By Dave Armstrong (12-11-04)
IV. "If you died tonight, would you go to heaven?"
1. Catholicism says,
1) "…To enter heaven, one must be perfectly holy."
2) "The cleansing and purifying of any remaining sin, which makes us fit for God's holy presence, is what Catholics call purgatory."
3) They cite 1 Corinthians 3:13, 15 as justification for this doctrine.
2. The Bible says,
1) The blood of Christ perfectly cleanses us from all sin, not purgatory.
a. Hebrews 9:14 "How much more shall the blood of Christ, who through the eternal Spirit offered himself without spot to God, purge "
b. Hebrews 10:14 "For by one offering he hath perfected for ever them that are sanctified."
c. To suggest that somehow the blood of Christ does not take away all of our sins and that we need to go to purgatory to have them completely cleansed away is complete and utter heresy.

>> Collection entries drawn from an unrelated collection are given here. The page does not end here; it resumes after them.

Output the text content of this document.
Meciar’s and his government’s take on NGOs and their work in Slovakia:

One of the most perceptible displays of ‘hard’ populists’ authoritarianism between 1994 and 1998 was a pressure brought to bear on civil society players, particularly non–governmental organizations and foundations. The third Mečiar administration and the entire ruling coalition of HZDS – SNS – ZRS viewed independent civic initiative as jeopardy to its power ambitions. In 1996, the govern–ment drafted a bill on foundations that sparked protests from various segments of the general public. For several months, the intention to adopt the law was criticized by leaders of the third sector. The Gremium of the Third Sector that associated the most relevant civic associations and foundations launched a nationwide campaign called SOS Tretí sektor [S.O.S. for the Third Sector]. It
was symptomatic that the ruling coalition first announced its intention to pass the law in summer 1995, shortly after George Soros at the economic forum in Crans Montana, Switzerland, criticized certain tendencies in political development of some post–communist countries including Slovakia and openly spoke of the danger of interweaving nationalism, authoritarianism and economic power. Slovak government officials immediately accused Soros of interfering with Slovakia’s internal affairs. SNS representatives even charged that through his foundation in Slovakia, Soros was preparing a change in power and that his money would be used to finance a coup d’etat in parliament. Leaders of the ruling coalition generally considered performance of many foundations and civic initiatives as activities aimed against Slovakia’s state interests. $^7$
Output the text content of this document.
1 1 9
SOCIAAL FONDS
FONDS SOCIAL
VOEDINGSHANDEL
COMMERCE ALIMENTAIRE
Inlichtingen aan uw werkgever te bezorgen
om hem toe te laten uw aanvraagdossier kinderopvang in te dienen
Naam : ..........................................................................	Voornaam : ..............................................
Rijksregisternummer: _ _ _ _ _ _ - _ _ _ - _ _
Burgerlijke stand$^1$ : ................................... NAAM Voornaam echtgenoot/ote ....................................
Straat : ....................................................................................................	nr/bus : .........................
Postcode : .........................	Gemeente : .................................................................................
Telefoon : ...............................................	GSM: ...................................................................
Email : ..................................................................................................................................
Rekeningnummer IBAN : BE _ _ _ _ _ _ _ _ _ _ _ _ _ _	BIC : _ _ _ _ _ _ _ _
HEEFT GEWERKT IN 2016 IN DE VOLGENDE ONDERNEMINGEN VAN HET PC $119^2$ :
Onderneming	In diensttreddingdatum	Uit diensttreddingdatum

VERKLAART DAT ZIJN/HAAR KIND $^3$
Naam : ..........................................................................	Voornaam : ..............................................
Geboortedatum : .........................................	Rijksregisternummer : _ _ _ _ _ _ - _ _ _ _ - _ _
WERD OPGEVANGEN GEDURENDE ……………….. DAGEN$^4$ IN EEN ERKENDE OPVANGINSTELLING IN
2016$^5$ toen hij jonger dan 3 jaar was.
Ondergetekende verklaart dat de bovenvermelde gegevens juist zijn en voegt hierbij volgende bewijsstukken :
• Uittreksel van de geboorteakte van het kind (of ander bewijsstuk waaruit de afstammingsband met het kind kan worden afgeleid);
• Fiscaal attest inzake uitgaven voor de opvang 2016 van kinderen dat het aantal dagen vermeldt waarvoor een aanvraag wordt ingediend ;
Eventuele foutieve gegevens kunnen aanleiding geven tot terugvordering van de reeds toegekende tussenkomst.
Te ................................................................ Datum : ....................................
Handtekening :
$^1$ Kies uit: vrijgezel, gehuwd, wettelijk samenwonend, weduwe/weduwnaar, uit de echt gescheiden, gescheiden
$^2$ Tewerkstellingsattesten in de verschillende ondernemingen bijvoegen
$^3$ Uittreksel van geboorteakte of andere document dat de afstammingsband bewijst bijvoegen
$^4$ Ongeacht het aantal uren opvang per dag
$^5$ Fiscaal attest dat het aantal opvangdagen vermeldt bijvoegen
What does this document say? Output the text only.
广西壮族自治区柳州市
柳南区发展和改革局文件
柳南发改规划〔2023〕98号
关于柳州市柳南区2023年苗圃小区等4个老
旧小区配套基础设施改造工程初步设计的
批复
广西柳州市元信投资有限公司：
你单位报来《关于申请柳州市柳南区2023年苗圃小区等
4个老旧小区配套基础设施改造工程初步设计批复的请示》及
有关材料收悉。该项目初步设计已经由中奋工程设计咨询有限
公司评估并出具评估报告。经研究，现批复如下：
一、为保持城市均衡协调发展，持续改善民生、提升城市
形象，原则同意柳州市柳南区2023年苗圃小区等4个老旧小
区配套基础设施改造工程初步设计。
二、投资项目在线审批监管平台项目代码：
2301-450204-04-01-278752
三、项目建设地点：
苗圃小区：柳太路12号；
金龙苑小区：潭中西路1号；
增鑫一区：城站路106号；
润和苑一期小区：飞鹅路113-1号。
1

Absolutely not. Purgatory has no relation to the notion that Jesus' work for us is somehow incomplete. Everyone who is in purgatory is saved already. Purgatory does not save them. It only prepares the saved soul for heaven. So all of the above is a moot point. If Mr. Cauley doesn't like purgatory, then let him argue against the biblical evidence offered for it, rather than declaim and proclaim what he would like to be true, without dealing with the biblical passages that Catholics have offered in defense of this doctrine. 1 Corinthians 3 is a very striking and explicit proof indeed (I guess that's why Mr. Cauley refused to explain it in a way other than I did).
2) That the faithful who die go to "paradise" and the wicked go to torments.
a. Luke 23:43. Paradise.
b. Luke 16:23. Rich man in torments.
The Bible teaches that even those who are saved will undergo a trial or a purging of their sins. It's very clear. 1 Corinthians 3:11-15 teaches this:
For no other foundation can anyone lay than that which is laid, which is Jesus Christ. Now if any one builds on the foundation with gold, silver, precious stones, wood, hay, stubble - each man's work will become manifest; for the Day will disclose it, because it will be revealed with fire, and the fire will test what sort of work each one has done. If the work which any man has built on the foundation survives, he will receive a reward. If any man's work is burned up, he will suffer loss, though he himself will be saved, but only as through fire.If that isn't good enough, there is 2 Corinthians 5:10, which Mr. Cauley himself cites below:
For we must all appear before the judgment seat of Christ, so that each one may receive good or evil, according to what he has done in the body.
3) That one day, all will be raised from the grave to be judged.
a. Acts 24:15 resurrection of the just and unjust.
b. 2 Cor.5:10 All appear before judgment seat of Christ.
No argument there . . .
4) 1 Cor.3:13, 15 is not speaking of our own personal works of salvation. That passage is in reference to those who we bring to Christ--other people.
Why does Mr. Cauley believe this? Until he gets more in-depth with his exegesis than one-line proclamations, why should I waste more of my time trying to dispute the meaning of passages with him?
5) There is no indication in scripture that anyone will ever go to a place called "Purgatory" or "Limbo" or any other such place than paradise or torments, and then eventually, heaven and hell.
Then let Mr. Cauley or someone else who believes this grapple with the abundant biblical indications, compiled in my papers from my Purgatory Index Page.
V. Are you saved?
1. Catholicism says…
1) "Catholics can be as sure as anyone else that they are in God's good graces."
2) "Likewise, St. Paul does not regard salvation as a one-time event, but as a goal to be sought after, one that can be lost…."
2. The Bible teaches
1) Yes we are saved! Acts 16:30.
This doesn't prove instantaneous salvation, because the word for "believe" in Greek (pistuo) also incorporates actions and work on our part. Many passages warn against falling away.
2) We are saved by Grace. Ephesians 2:8. We don't merit our own salvation.
Catholics agree with this. Hence, the decrees from Trent:
CANON I.-If any one saith, that man may be justified before God by his own works, whether done through the teaching of human nature, or that of the law, without the grace of God through Jesus Christ; let him be anathema.
CANON II.-If any one saith, that the grace of God, through Jesus Christ, is given only for this, that man may be able more easily to live justly, and to merit eternal life, as if, by free will without grace, he were able to do both, though hardly indeed and with difficulty; let him be anathema.
CANON III.-If any one saith, that without the prevenient inspiration of the Holy Ghost, and without his help, man can believe, hope, love, or be penitent as he ought, so as that the grace of Justification may be bestowed upon him; let him be anathema.
3) When we obey the gospel of Christ, then we are accepting the grace of God in our lives.2 Cor.6:1 "We then, as workers together with him, beseech you also that ye receive not the grace of God in vain."
4) Catholics teach the truth regarding the possibility of apostasy.
5) However, Catholicism teaches salvation of merit based on works.
This is untrue. What Mr. Cauley describes is the ancient heresy of Pelagianism, which we reject.